Tuesday, December 01, 2009

Love


Sometimes I think we use it too freely, or maybe we just don’t realize how much it means, or maybe it really is that easy. Falling hard, falling fast. Maybe that’s ok, not needy, or creepy, or a problem. Why wait months to say I love you, if u mean it, say it. Surely all that matters is that in that moment, what you are saying is honest and real. It’s unfair that we are judged because we have the courage to say what we feel. I LOVE YOU! Who knows if I will in two days, two months, two years. What matters is that right here, right now, I do. I walk away from u skipping, smiling, with my heart skipping beats and an uncontrollable laughter inside me, a fountain of hope that this won’t end too soon, and that i will get to spend more time in your arms.
And then it ends. You don’t feel the same, you don’t know what you feel, you feel it for someone else.
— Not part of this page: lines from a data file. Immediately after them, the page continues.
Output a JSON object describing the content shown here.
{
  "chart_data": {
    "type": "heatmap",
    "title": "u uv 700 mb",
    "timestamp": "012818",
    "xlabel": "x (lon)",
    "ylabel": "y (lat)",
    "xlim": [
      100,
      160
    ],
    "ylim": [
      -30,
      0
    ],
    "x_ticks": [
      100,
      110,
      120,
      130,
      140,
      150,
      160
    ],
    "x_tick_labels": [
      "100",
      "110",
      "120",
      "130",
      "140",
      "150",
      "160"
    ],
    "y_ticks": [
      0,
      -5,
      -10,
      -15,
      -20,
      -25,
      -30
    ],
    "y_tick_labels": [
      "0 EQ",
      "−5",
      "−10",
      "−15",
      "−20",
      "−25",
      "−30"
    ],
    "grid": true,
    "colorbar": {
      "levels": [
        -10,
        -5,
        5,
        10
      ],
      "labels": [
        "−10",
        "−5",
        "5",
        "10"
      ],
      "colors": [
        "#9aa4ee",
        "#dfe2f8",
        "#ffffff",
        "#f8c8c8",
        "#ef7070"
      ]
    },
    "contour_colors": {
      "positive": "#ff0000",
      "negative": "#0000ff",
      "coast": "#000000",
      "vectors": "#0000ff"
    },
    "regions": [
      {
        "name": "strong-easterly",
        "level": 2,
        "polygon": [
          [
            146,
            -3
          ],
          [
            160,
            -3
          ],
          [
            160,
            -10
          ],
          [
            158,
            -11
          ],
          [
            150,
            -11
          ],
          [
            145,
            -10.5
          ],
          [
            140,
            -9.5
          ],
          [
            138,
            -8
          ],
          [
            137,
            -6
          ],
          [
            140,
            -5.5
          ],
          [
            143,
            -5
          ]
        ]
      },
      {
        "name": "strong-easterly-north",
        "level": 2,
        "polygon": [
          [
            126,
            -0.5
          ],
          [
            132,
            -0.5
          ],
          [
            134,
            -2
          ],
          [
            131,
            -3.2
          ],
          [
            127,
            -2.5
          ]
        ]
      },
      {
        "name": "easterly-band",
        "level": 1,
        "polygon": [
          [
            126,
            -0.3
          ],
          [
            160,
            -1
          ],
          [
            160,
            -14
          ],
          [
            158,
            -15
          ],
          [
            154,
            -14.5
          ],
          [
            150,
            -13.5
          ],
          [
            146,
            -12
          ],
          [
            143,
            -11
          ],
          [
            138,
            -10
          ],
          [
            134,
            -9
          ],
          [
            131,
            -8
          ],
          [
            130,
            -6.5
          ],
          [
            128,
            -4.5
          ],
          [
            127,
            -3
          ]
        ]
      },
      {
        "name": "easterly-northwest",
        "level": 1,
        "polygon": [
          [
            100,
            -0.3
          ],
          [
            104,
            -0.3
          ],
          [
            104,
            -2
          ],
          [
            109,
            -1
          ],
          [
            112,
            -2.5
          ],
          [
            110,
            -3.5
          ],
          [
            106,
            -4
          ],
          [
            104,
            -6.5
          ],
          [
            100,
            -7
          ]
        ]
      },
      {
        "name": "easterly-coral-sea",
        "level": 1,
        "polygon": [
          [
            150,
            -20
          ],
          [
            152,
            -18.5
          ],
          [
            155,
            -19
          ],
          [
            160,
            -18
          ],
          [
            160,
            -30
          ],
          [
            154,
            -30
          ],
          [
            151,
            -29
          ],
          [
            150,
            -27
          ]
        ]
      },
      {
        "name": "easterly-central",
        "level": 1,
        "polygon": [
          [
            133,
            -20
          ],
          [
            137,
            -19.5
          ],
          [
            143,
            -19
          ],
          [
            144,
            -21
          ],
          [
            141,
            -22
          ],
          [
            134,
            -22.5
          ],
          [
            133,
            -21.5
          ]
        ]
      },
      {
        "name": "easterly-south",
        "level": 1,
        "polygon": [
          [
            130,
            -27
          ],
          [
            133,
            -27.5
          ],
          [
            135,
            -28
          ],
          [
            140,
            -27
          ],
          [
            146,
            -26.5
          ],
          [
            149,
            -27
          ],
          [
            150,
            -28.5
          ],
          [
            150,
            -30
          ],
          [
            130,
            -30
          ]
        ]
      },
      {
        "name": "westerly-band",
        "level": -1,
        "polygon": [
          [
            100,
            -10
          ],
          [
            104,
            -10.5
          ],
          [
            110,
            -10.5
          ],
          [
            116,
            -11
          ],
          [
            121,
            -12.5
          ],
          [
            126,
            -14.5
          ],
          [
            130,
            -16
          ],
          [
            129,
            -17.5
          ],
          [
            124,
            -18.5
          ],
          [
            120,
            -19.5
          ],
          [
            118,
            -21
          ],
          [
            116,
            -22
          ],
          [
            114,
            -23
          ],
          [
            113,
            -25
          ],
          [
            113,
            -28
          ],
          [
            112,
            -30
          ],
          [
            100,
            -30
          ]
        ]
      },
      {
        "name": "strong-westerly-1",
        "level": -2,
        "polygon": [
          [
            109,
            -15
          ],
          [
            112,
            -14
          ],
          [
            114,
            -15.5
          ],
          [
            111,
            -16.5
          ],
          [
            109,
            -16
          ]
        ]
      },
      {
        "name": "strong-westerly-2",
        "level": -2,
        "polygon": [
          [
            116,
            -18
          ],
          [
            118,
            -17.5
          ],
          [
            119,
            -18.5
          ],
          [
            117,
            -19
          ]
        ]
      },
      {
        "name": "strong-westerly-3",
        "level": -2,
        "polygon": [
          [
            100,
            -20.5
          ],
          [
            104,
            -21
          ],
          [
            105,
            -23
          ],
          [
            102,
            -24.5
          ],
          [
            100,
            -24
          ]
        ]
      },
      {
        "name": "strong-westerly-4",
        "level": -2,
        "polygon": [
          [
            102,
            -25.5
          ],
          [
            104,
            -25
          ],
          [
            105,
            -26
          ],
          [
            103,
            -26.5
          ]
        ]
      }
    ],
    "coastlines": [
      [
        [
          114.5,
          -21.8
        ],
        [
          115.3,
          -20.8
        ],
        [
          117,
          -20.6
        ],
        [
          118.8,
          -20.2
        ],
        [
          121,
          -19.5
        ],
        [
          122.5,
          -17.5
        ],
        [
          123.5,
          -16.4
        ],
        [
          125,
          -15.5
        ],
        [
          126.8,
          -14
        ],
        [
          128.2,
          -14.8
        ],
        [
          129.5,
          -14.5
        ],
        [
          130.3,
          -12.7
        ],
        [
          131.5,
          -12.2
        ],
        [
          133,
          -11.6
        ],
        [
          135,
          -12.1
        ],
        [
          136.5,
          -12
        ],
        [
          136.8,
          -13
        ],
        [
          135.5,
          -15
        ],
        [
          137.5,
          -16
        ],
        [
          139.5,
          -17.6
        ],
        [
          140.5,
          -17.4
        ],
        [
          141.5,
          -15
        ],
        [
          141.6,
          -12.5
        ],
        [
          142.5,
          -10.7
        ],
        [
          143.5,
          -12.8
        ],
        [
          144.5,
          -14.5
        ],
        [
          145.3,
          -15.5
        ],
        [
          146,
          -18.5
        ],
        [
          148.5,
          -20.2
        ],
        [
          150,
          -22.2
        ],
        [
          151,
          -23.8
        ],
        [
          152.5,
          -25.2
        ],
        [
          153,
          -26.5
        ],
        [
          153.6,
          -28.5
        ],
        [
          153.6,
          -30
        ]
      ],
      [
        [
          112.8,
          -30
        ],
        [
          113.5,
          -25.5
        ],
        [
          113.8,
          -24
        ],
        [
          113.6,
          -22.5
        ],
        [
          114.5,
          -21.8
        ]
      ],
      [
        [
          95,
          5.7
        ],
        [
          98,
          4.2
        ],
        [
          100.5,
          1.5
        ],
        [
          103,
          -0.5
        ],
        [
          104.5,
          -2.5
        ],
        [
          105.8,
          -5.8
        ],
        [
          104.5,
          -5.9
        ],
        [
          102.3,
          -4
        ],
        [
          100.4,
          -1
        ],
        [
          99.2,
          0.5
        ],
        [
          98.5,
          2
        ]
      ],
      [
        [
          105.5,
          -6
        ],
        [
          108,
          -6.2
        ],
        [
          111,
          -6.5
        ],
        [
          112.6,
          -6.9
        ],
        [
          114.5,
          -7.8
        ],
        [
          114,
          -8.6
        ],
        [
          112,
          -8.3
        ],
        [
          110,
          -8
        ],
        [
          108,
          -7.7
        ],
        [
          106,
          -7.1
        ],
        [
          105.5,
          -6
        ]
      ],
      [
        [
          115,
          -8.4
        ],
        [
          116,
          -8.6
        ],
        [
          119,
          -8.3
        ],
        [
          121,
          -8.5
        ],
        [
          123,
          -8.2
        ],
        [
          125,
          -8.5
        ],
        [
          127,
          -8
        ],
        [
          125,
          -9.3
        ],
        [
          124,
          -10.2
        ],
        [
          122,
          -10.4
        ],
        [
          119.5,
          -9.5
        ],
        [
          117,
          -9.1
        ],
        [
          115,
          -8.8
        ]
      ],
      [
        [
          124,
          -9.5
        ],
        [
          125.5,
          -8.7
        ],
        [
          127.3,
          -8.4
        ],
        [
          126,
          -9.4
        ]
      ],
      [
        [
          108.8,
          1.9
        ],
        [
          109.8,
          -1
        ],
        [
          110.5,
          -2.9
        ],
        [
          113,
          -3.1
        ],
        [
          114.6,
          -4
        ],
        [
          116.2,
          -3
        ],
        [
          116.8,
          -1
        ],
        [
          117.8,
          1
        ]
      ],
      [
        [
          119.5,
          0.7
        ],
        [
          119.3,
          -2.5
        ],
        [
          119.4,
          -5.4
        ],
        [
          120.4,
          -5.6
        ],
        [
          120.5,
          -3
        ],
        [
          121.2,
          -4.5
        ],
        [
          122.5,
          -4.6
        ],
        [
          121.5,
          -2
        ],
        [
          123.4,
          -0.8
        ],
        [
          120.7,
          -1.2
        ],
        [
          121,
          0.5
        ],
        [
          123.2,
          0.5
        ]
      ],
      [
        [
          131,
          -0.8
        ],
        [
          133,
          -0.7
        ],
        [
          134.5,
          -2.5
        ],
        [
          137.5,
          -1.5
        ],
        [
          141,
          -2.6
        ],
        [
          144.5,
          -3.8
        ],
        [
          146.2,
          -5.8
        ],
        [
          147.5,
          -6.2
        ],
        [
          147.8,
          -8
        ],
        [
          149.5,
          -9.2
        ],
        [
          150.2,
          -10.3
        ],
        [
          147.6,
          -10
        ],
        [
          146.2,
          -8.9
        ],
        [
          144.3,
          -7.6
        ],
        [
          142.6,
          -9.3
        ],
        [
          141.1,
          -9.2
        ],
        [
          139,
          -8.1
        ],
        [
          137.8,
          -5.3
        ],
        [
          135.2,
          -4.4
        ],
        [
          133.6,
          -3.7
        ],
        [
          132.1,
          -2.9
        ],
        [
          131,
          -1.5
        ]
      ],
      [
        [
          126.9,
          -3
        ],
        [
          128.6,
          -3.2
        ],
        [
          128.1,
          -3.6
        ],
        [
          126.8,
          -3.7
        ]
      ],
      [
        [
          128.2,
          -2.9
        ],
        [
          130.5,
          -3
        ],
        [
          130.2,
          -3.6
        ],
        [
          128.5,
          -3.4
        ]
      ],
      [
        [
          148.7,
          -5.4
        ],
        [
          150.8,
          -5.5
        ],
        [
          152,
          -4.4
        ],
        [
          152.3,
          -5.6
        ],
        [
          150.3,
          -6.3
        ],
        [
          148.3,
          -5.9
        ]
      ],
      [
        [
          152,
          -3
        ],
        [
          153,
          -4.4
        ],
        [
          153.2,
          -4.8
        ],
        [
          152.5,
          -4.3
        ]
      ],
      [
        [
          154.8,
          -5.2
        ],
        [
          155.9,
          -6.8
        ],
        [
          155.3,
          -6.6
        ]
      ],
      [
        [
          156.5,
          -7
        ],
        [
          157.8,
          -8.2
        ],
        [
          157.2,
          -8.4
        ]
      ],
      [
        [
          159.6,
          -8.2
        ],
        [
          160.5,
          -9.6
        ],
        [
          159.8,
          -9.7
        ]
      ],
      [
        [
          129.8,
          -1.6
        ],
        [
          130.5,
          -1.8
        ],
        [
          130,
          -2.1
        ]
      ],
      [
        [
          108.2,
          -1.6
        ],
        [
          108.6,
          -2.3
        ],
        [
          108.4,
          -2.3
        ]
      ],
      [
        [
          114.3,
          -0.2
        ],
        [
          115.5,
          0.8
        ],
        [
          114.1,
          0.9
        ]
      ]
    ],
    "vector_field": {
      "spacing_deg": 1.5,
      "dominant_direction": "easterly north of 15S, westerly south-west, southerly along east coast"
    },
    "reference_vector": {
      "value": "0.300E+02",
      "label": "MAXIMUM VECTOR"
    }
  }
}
And I break, again. Maybe it’s my fault for letting it be so easy, for falling. So hard. So fast. I promise you one thing though, I meant every word. It will pass, or it won’t. Maybe in 10 years ill still think you were the one that got away, but I won’t regret it, because i tried. Just know that i never lied... I wish things had worked out differently. Maybe they still can...

Signing out...
Cesar

1 comment:

Anonymous said...

can you tell me what does this mean?